I get the wrong result as the date is considered UTC:

Given:

new Date('2017-03-15T12:26')

IE up to version 8 treats it as an invalid string, IE 9+ treats it as UTC. Firefox 38 treats it as local.

If I use a space … The result is correct

Until you try Safari and get an invalid date.

However, this will NOT work on Safari (not without the T). Safari will actually throw an error (!).

Yes, and both results are consistent with all versions of ECMAScript. Safari is saying "this isn't a valid ISO 8601 string", so returns an invalid date. The others are saying the same, but then falling back to implementation specific heuristics (which they are allowed to do).

The bottom line is do not parse strings with the Date constructor (or Date.parse, they are equivalent for parsing).

So, the only way to do it "right" would be…

Yes, manually parsing the bits. You can use a library for convenience, but they will do exactly the same thing.

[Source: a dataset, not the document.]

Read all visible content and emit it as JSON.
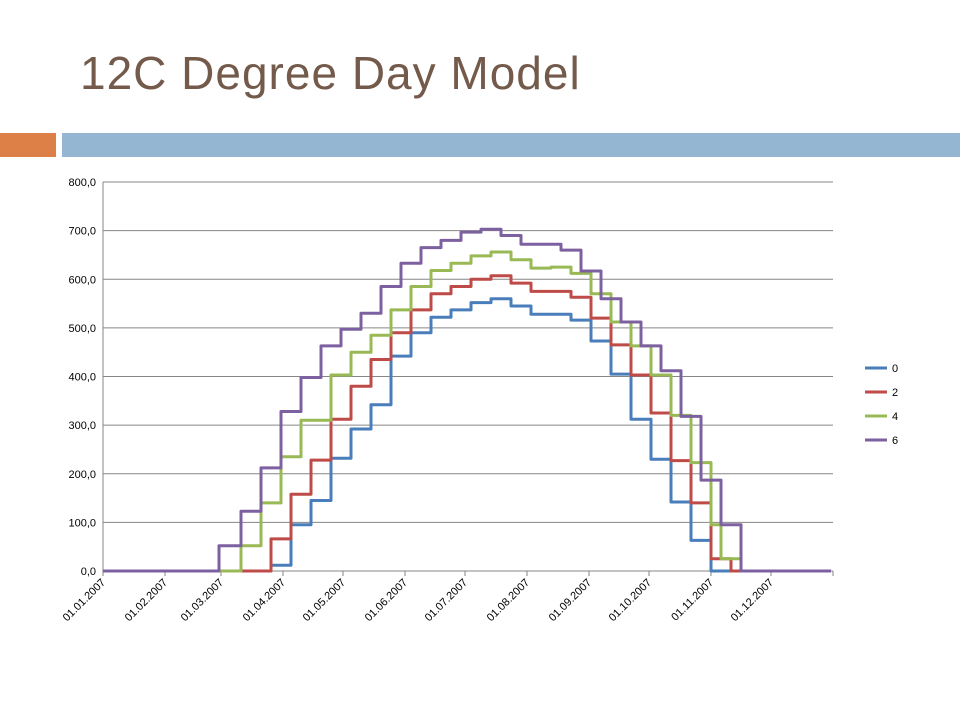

Is there a better solution that will work across browsers?

No. Get on the ECMA TC39 committee and beat them over the head until they decide to define a Date object that has a decent parser and formatter. There are plenty of very good existing implementations to choose from, including existing javascript libraries and other languages.

Unfortunately parsing has been virtually ignored and responsibility for formatting has passed to ECMA-402, which is very ordinary for date formatting and is really not suitable.